Exploring the interactions between ramping wind events (fronts and thunderstorms) and wind farms

Project description

A critical issue for the large-scale penetration of wind power into modern electricity grids is the successful management of so-called ramp events. During these events, rapid changes in wind speed or direction across a wind farm lead to large variability in power generation over short periods time. This variability can destabilize power grid and the forecasting of such events is a key area of wind energy research at this time.

Meteorological phenomena, such as cold front, low-level jet and thunderstorm outflows are primary triggers of ramp events. Ramping can occur either when these wind events begin (ramp-up) or when they end (ramp-down), with management of both time periods critical for the operation of a wind farm. Despite the current research focus on developing tools to use machine learning or AI to help forecast the occurrence of these ramp events, power forecast errors persist because relatively little is understood about how these transient and often localised wind events interact with wind farms and in turn, how wind farms may modify the behaviour of these wind storms.

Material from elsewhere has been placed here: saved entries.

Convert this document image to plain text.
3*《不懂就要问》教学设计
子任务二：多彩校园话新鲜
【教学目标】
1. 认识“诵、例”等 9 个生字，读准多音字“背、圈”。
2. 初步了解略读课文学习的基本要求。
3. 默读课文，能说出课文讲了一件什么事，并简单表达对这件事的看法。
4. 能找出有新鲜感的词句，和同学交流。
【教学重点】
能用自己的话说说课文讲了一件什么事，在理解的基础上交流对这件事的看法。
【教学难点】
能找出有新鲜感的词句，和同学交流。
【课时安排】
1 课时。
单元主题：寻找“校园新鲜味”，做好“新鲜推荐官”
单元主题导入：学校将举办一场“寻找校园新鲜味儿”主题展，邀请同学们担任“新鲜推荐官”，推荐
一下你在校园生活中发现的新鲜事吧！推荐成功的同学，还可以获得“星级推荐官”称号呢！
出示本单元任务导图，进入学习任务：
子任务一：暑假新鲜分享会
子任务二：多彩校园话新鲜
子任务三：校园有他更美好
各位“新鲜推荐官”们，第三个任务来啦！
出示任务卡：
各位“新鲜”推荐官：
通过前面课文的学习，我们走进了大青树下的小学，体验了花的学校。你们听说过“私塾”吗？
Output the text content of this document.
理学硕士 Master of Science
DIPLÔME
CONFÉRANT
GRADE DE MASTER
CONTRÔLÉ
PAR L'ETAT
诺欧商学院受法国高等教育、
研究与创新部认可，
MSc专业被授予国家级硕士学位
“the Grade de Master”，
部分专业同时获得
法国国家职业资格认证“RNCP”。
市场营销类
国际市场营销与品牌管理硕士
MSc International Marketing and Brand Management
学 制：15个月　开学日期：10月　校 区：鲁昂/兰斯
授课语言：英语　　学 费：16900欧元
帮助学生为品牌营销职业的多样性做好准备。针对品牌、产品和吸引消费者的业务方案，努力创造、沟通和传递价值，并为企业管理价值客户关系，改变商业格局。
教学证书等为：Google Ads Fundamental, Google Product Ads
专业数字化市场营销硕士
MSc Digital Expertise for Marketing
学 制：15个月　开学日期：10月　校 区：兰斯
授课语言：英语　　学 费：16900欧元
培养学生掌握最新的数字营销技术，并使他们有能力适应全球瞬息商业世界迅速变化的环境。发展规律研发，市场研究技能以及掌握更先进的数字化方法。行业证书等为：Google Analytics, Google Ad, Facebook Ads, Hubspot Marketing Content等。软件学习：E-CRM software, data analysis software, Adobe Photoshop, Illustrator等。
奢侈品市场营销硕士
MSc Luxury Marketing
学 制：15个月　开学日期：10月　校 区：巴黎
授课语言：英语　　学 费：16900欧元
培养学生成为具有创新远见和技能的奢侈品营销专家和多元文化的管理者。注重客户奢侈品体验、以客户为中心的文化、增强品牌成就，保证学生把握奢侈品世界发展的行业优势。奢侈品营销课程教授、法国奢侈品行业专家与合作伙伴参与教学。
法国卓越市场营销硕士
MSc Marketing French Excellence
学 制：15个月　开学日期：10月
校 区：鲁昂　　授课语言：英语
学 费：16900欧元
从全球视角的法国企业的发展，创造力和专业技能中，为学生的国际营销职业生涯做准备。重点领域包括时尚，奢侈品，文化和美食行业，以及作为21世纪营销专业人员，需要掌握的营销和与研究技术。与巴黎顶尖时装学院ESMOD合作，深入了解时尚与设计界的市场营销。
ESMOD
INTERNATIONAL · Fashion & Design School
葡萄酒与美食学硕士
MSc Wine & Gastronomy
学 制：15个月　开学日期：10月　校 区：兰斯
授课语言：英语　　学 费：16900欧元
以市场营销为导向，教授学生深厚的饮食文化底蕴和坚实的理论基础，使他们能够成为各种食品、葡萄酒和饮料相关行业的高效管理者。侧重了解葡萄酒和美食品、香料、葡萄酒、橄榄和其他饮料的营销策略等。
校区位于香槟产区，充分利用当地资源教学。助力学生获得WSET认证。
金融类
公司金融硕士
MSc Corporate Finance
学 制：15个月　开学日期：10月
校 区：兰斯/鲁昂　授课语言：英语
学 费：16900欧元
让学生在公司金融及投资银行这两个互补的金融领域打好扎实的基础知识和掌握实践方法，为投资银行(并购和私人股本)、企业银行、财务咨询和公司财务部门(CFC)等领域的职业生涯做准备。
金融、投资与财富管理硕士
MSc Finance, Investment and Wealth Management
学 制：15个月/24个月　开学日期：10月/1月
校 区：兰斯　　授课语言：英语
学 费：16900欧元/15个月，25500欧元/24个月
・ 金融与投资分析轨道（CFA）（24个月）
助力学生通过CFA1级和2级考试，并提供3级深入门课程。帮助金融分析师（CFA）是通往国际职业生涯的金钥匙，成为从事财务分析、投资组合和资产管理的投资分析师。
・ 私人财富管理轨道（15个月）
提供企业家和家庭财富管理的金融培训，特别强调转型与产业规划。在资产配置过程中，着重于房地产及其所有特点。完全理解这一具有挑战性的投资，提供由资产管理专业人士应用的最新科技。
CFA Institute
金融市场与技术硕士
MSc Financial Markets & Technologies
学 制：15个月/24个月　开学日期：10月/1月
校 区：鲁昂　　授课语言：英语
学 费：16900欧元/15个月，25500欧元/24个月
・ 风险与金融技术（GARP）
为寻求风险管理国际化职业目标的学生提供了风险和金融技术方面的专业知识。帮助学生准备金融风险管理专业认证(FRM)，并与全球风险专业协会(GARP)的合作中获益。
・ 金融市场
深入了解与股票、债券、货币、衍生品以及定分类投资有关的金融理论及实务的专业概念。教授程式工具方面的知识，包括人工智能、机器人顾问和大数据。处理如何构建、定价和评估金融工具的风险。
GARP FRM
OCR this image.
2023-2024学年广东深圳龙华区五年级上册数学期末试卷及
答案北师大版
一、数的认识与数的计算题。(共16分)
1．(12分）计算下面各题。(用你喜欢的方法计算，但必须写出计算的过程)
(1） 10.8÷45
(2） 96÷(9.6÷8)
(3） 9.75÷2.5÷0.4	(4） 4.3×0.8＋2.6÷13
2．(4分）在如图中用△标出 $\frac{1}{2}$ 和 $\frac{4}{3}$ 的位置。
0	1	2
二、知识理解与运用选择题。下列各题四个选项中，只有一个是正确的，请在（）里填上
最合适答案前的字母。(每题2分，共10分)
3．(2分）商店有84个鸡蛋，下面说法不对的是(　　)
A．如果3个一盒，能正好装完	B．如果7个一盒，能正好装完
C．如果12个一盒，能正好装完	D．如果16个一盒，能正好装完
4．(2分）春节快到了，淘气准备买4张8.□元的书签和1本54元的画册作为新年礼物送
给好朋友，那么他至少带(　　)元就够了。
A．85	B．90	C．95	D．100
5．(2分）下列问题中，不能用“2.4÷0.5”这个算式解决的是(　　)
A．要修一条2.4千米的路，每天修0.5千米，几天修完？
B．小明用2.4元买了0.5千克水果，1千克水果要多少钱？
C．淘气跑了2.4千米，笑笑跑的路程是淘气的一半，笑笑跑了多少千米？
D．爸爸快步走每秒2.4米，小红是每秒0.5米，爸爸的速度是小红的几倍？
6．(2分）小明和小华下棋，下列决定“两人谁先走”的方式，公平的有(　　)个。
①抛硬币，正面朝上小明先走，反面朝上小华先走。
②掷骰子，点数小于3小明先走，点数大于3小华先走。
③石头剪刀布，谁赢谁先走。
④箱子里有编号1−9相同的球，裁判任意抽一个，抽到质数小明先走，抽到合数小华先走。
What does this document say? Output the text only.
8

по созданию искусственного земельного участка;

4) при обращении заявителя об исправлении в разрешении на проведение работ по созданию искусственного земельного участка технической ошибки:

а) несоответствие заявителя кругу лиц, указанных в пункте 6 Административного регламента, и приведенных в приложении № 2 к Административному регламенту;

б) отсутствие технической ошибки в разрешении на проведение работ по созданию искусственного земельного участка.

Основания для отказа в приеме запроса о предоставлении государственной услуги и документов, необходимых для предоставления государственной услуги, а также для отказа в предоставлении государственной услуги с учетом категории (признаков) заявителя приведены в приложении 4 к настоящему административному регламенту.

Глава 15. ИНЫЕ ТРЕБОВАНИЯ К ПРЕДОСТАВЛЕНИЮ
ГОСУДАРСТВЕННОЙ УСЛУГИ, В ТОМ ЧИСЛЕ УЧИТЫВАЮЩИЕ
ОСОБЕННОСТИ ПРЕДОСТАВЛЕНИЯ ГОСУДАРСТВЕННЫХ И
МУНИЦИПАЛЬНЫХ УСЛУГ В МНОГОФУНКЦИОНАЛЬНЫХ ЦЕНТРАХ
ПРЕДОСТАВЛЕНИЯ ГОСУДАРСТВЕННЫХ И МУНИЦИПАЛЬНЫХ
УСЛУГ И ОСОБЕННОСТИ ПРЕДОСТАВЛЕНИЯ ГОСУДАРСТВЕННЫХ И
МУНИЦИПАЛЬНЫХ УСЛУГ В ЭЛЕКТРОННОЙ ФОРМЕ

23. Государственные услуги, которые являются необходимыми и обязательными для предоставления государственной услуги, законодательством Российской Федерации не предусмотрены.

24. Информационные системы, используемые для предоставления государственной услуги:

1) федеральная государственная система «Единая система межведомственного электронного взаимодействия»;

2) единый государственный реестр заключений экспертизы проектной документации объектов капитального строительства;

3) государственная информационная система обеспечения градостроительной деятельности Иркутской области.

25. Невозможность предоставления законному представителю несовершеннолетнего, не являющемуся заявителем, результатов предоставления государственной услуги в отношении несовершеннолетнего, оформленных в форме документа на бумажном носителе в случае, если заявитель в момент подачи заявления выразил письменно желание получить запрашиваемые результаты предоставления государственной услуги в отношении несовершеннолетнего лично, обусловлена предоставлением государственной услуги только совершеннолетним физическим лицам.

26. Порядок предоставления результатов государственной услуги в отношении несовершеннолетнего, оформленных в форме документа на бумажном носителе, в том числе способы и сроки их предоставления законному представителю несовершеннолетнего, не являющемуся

To improve our understanding of how ramp-event generating wind storms interact with wind farms, numerical simulations of frontal and thunderstorm outflow passage over wind farms will be undertaken. Through collaborations with industry partners in both Australia and India a number of historic ramp events will be reconstructed and examined to ascertain the efficacy of both meso- and micro-scale simulation tools (e.g. WRF, CFD) in replicating observed wind speeds at wind farm sites and also power outputs from their wind turbines. Simulation results will provide valuable information on how interactions between wind farms and ramping wind events differ from what exists during neutral wind conditions and will lead to an improved ability to forecast the power ramps associated with them.

Outcomes

• Improved understanding of how well mesoscale models (e.g. WRF) can replicate ramping wind events of importance to wind farm operation.
• Improved understanding of the wind science associated with interactions between meteorological phenomena such as thunderstorm outflows and cold fronts and wind farms.
• Insight into whether short-time wind forecasts may be improved with enhanced knowledge of event-specific flow physics.
• Publication of high-quality research papers in leading wind energy journals.

Essential capabilities

A strong interest in atmospheric or wind science, experience developing and/or running mathematical codes, interest in renewable energy.

Desireable capabilities

Experience with meso- or micro-scale meteorological models, experience with computational fluid dynamics models.

Expected qualifications (Course/Degrees etc.)

Bachelors (with honours) or Masters degree in atmospheric science or a related (e.g. engineering, mathematics) field.